4.1 Expansão urbana e ocupação dos espaços rurais

Pode-se verificar que a expansão da área urbana de São Gonçalo do Amarante em direção às áreas rurais, vem se dando espontaneamente e através de projetos habitacionais e turísticos privados (condomínios rurais) e públicos (conjuntos habitacionais), bem como por investimentos governamentais em infraestrutura produtiva, especialmente voltada para a indústria e para o sistema aeroviário nacional, com a construção do novo Aeroporto de São Gonçalo do Amarante.

Figura 17 - Tendência de expansão urbana no município de São Gonçalo do Amarante/RN para o ano de 2020.

Fonte: TINÔCO FILHO, A. F (Coord.). Perspectivas de expansão urbana para São Gonçalo do Amarante. START PESQUISA, 2007.

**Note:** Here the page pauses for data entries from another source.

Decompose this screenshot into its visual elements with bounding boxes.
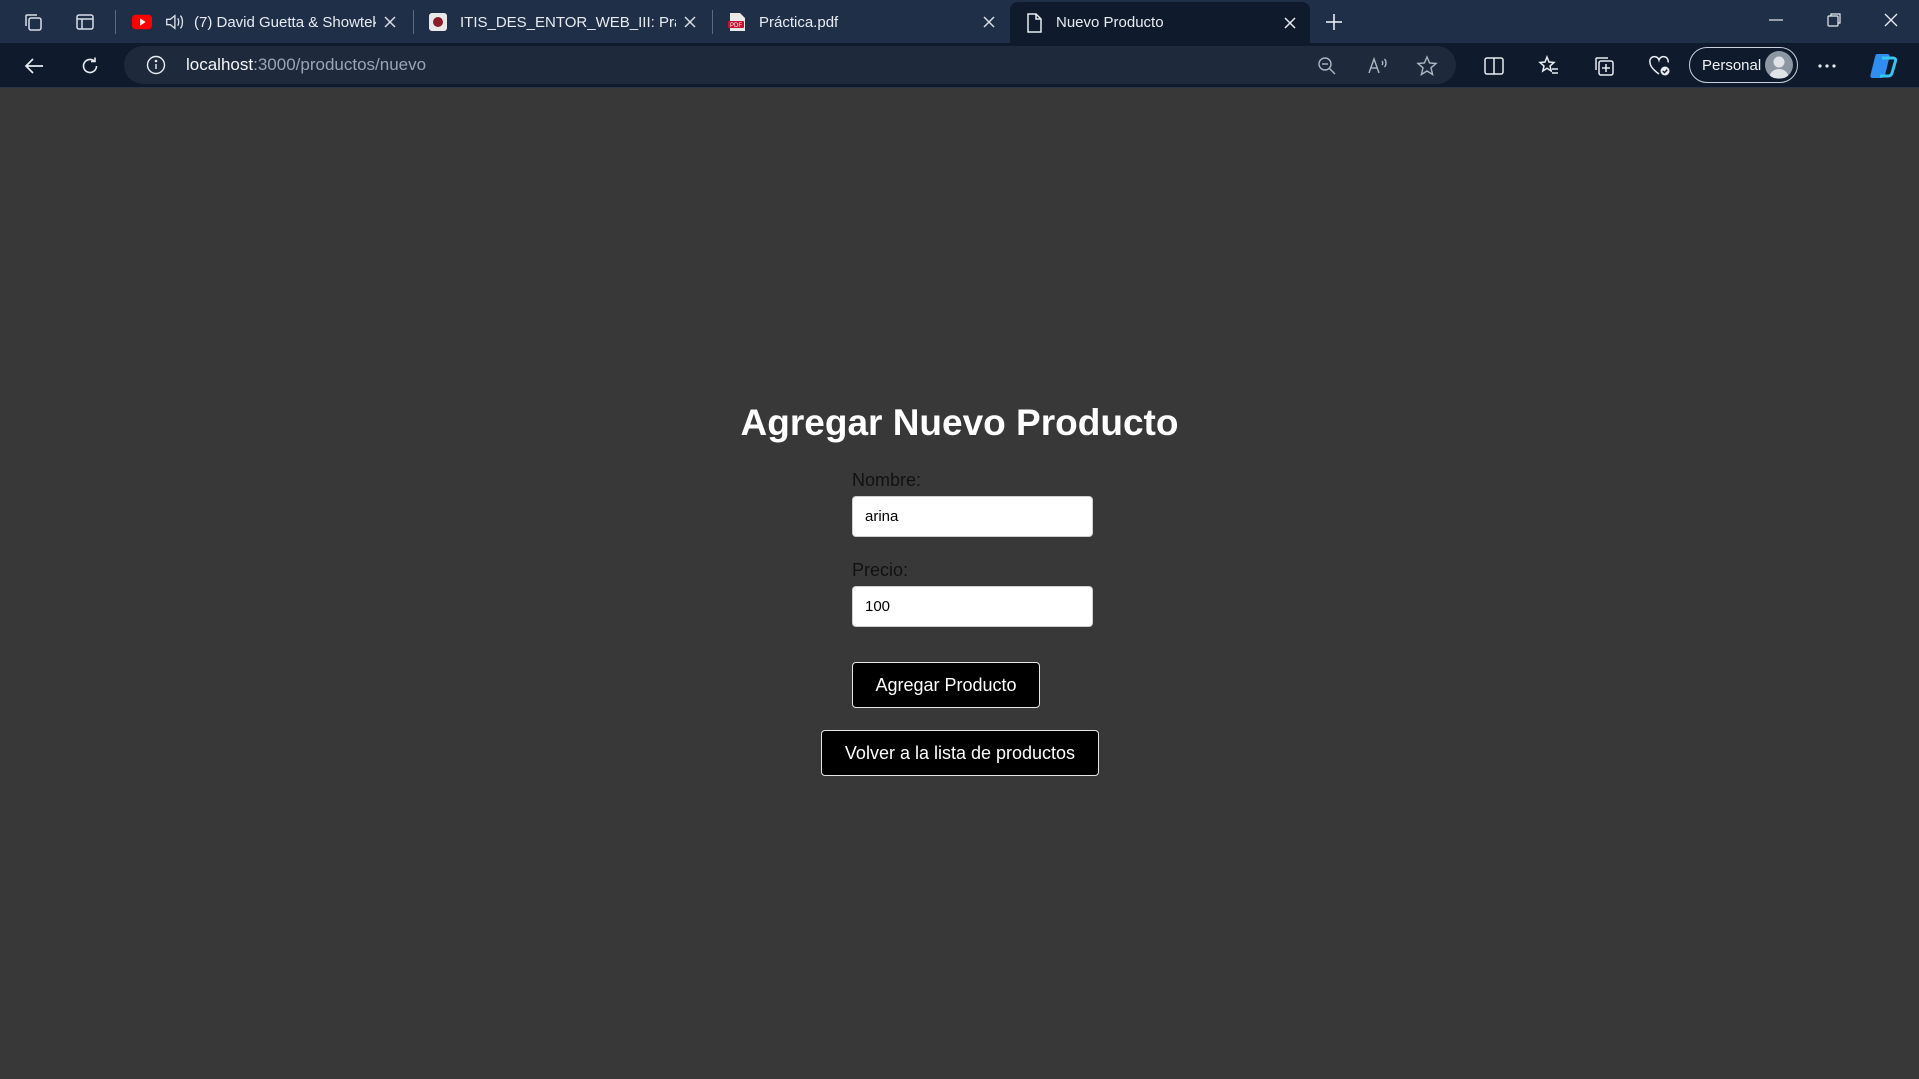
url-host: localhost [186, 55, 254, 74]
tab-title: (7) David Guetta & Showtek [194, 13, 376, 31]
copilot-icon[interactable] [1866, 49, 1900, 83]
close-window-button[interactable] [1863, 0, 1919, 40]
close-icon[interactable] [376, 8, 404, 36]
url-text[interactable]: localhost:3000/productos/nuevo [186, 55, 426, 75]
read-aloud-icon[interactable] [1366, 54, 1390, 78]
nombre-field[interactable] [852, 496, 1093, 537]
tab-title: ITIS_DES_ENTOR_WEB_III: Práctica [460, 13, 676, 31]
minimize-button[interactable] [1748, 0, 1804, 40]
favorite-star-icon[interactable] [1415, 54, 1439, 78]
precio-label: Precio: [852, 560, 909, 580]
address-bar[interactable]: localhost:3000/productos/nuevo [124, 46, 1456, 84]
tab-youtube[interactable]: (7) David Guetta & Showtek [118, 4, 410, 40]
browser-essentials-icon[interactable] [1642, 49, 1676, 83]
browser-toolbar: localhost:3000/productos/nuevo Personal [0, 43, 1919, 88]
volver-lista-button[interactable]: Volver a la lista de productos [821, 730, 1099, 776]
tab-course[interactable]: ITIS_DES_ENTOR_WEB_III: Práctica [414, 4, 710, 40]
vertical-tabs-icon[interactable] [70, 7, 100, 37]
pdf-icon: PDF [727, 12, 747, 32]
nombre-label: Nombre: [852, 470, 922, 490]
more-options-icon[interactable] [1810, 49, 1844, 83]
new-tab-button[interactable] [1318, 6, 1350, 38]
url-path: :3000/productos/nuevo [253, 55, 427, 74]
back-button[interactable] [17, 49, 51, 83]
favorites-icon[interactable] [1532, 49, 1566, 83]
page-icon [1024, 12, 1044, 33]
close-icon[interactable] [975, 8, 1003, 36]
site-info-icon[interactable] [146, 55, 166, 75]
profile-label: Personal [1702, 56, 1762, 74]
profile-button[interactable]: Personal [1689, 47, 1798, 83]
site-crest-icon [428, 12, 448, 32]
speaker-icon[interactable] [164, 12, 184, 32]
tab-title: Nuevo Producto [1056, 14, 1164, 31]
tab-strip: (7) David Guetta & Showtek ITIS_DES_ENTO… [0, 0, 1919, 43]
youtube-icon [132, 12, 152, 32]
page-title: Agregar Nuevo Producto [740, 402, 1179, 443]
close-icon[interactable] [1276, 9, 1304, 37]
tab-nuevo-producto[interactable]: Nuevo Producto [1010, 2, 1310, 43]
refresh-button[interactable] [73, 49, 107, 83]
tab-title: Práctica.pdf [759, 13, 839, 31]
tab-separator [115, 10, 116, 34]
split-screen-icon[interactable] [1477, 49, 1511, 83]
avatar [1765, 51, 1793, 79]
agregar-producto-button[interactable]: Agregar Producto [852, 662, 1040, 708]
tab-pdf[interactable]: PDF Práctica.pdf [713, 4, 1009, 40]
precio-field[interactable] [852, 586, 1093, 627]
restore-button[interactable] [1806, 0, 1862, 40]
zoom-out-icon[interactable] [1315, 54, 1339, 78]
workspaces-icon[interactable] [18, 7, 48, 37]
svg-text:PDF: PDF [730, 23, 742, 29]
page-content: Agregar Nuevo Producto Nombre: Precio: A… [0, 89, 1919, 1079]
collections-icon[interactable] [1587, 49, 1621, 83]
close-icon[interactable] [676, 8, 704, 36]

O crescimento espontâneo se dá sem articulação e mediação através de projetos ou determinações urbanísticas voltadas à expansão da cidade. Muitas vezes esse processo também está associado a movimentos especulativos de sobrevalorização de espaços no território rural buscando a constituição de novos nichos de expansão imobiliária. O reflexo do crescimento urbano aleatório e da forte periferização na vida das cidades, como verificado nas áreas com maior concentração populacional, vem se dando em seus territórios municipais na expansão urbana, notadamente, por processos econômicos.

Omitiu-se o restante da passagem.